Visually, Todd Field’s film is a lot less cinematically innovative than its trailer makes it out to be, but through subtle thrills and eerie disposition it manages to hold attention through its tepid 158-minute duration. The orchestral scenes read like choreography, becoming more unhinged as the movie progresses towards its slapstick ending.

Cate Blanchett’s performance as titular character Lydia Tár is a convincing one. She easily transforms a character that doesn’t exist beyond ink and paper into something remarkably real; a woman seeking perfection in a medium where perfection doesn’t exist, where rules are described as arbitrary yet failure to comply means disaster.

Tár explores composition less than it does the composer. Womanhood, ego, passion and greed comprise the bulk of themes in this movie, yet they never seem to steer it towards anything more meaningful than a posthumous Twitter thread dissertation on cancel culture. There’s a lack of emotional cohesion only spared by the excellence of the acting.
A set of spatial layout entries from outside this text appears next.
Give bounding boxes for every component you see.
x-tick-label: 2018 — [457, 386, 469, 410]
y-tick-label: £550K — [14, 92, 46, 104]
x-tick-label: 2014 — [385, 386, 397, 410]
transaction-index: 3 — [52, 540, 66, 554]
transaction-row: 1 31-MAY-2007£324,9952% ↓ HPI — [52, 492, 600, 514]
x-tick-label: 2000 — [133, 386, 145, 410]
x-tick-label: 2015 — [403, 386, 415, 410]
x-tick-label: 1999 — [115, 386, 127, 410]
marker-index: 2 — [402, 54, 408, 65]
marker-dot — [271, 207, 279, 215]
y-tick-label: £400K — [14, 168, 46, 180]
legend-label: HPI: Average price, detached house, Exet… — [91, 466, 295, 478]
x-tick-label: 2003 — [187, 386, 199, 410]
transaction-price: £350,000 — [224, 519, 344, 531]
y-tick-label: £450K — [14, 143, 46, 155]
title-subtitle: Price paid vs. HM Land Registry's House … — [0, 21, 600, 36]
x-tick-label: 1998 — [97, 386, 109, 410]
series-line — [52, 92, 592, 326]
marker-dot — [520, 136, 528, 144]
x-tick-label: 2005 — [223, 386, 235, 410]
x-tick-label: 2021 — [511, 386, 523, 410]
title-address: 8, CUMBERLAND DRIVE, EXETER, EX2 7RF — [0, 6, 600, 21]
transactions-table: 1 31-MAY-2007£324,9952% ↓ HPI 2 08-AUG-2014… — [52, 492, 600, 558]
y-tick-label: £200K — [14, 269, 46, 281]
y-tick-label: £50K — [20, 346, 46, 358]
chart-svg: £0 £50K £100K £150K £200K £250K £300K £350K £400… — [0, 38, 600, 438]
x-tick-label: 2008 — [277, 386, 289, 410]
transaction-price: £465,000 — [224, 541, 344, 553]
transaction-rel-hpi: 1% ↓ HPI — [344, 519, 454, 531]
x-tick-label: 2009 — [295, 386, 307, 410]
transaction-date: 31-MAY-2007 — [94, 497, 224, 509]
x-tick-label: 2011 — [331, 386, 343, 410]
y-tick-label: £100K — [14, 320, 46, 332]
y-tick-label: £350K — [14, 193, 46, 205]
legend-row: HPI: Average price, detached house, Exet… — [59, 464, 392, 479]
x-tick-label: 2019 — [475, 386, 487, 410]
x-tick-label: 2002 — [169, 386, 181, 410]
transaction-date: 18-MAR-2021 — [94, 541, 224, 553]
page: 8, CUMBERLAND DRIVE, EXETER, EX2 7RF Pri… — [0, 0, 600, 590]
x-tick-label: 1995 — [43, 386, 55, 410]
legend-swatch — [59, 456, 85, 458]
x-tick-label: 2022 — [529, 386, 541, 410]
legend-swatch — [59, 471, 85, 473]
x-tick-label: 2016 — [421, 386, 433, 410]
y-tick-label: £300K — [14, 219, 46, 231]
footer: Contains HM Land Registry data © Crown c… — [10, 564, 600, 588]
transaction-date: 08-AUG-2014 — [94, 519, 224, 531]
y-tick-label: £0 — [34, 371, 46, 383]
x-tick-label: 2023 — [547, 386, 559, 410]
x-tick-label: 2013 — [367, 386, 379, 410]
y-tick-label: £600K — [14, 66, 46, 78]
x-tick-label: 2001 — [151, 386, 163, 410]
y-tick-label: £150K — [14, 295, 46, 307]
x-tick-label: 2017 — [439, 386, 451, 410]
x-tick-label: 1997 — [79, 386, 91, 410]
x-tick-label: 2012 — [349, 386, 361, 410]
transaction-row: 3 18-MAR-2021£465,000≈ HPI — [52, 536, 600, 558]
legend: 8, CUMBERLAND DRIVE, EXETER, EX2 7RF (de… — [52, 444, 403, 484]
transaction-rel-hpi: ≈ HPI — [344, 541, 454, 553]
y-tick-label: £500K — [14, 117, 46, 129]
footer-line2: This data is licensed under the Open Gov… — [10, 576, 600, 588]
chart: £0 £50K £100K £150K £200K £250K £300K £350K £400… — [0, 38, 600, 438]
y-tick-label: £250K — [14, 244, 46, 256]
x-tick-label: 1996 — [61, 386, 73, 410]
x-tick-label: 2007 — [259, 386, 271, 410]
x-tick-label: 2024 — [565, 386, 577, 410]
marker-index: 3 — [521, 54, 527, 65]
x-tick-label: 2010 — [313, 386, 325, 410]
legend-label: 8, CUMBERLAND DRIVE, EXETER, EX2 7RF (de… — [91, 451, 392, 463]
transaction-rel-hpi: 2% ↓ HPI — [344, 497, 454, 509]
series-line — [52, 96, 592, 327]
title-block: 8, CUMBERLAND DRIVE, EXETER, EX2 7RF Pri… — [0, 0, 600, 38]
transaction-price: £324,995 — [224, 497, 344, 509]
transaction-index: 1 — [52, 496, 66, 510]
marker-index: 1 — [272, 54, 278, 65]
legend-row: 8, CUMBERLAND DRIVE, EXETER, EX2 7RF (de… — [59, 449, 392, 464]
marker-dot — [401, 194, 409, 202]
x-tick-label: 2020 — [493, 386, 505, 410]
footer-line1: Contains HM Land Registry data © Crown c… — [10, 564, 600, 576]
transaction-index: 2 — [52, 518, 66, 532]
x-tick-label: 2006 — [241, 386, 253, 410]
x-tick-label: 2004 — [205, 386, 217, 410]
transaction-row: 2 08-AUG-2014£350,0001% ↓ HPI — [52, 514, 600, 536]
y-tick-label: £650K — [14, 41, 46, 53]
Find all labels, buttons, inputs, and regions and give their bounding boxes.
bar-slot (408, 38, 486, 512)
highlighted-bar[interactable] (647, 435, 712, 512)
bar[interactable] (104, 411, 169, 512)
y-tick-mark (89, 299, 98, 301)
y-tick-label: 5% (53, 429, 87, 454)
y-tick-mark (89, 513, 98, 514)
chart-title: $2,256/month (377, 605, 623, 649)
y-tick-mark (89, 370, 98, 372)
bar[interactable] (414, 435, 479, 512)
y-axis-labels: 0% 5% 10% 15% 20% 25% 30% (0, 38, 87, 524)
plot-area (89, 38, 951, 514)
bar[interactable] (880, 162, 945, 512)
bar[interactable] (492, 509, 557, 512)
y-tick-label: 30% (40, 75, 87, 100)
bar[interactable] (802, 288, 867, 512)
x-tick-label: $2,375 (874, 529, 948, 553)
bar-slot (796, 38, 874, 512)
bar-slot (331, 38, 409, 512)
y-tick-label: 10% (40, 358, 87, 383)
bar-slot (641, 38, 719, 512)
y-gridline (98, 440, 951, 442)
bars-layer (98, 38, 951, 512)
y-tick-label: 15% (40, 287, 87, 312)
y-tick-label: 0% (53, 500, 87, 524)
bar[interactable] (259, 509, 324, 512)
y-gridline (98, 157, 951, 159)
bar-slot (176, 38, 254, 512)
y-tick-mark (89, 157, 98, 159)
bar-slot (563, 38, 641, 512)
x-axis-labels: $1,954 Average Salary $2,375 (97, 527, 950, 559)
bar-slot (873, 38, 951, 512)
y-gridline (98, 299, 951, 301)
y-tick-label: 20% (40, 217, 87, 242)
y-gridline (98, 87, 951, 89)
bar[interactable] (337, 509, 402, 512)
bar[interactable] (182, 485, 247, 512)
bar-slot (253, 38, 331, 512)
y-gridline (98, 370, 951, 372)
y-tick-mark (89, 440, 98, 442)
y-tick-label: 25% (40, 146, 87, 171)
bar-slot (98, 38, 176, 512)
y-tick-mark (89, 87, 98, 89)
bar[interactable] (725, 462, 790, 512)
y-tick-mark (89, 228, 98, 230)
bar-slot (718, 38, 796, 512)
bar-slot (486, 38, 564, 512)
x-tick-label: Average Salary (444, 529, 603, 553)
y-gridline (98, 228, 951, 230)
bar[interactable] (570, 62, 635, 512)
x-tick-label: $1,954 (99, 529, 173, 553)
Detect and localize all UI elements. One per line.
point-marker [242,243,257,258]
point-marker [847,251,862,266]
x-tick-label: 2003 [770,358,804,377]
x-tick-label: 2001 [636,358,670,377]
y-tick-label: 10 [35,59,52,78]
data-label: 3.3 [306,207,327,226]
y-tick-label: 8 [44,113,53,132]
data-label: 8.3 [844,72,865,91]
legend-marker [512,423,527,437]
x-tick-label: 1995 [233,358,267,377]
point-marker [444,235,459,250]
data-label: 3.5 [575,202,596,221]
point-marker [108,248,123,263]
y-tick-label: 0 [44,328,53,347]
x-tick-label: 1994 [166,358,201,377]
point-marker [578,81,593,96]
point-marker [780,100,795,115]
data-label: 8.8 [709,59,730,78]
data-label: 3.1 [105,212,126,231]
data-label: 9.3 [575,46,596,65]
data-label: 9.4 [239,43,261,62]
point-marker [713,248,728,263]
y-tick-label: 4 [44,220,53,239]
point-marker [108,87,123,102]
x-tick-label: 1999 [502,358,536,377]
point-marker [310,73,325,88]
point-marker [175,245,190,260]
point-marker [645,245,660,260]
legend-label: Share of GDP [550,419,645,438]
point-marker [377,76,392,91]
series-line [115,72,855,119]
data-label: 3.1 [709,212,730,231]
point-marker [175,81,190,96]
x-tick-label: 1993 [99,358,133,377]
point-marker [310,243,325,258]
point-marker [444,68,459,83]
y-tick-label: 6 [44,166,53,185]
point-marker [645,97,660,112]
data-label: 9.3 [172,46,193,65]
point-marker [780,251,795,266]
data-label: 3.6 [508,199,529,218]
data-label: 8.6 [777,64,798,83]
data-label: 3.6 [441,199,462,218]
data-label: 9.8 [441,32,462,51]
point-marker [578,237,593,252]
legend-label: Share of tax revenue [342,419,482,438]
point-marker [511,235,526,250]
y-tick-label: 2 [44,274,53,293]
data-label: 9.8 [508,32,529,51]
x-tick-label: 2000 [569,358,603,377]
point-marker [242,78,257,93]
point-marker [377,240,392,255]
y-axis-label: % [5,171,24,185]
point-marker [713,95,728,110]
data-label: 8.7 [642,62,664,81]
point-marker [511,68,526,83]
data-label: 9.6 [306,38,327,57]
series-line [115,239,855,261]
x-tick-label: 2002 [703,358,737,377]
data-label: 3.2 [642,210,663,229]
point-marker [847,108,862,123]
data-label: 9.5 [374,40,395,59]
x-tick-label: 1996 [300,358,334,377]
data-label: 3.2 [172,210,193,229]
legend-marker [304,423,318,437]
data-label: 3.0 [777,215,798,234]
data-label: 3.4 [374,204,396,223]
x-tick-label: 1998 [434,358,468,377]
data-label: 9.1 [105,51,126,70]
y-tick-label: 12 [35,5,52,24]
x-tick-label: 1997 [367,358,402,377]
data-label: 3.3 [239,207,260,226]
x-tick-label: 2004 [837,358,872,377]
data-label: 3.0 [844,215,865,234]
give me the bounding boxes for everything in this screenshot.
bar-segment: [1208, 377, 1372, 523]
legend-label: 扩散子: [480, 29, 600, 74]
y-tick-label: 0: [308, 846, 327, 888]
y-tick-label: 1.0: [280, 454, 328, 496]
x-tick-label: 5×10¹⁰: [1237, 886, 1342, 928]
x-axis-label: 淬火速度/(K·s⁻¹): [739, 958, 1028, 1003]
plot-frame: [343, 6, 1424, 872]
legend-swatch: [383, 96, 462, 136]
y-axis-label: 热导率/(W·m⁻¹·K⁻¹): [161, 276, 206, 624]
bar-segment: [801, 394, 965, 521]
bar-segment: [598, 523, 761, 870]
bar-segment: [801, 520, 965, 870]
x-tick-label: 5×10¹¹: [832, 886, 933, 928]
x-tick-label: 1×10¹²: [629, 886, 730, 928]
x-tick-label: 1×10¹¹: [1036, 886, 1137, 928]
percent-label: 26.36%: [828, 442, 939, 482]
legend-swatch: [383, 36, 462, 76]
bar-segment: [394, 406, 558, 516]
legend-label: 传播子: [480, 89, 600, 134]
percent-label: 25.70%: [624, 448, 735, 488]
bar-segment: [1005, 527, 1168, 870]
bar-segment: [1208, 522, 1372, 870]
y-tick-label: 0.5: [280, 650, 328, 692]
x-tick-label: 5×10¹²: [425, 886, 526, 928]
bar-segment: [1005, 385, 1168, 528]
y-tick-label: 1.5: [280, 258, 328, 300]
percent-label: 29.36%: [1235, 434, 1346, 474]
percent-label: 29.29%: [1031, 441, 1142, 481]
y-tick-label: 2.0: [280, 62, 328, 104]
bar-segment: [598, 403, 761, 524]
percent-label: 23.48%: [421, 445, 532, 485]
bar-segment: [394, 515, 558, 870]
In one scene, Tár provokes a student by effectively saying that if Bach’s talent can be reduced to his (white, cisgender) identity then so can anybody else’s, regardless of their political alignment. While a valid point, it seems less of a plea for sincerity and more a fear of the consequences preceding one’s own actions.

It’s particularly hypocritical coming from Tár, who we see constantly singled out for her gender in male-dominated institutions, and who in turn calls out male composers for the very actions she warned her students to overlook. The throes of womanhood are inescapable from misogyny, as is the separation of art from the artist. Ironically, it’s her actions, not her skills, that lead to her ultimate demise.

As such, Tár concludes on the wiles of thematic incoherence. If it has a point, it’s lost somewhere in the delusion of its flawed protagonist.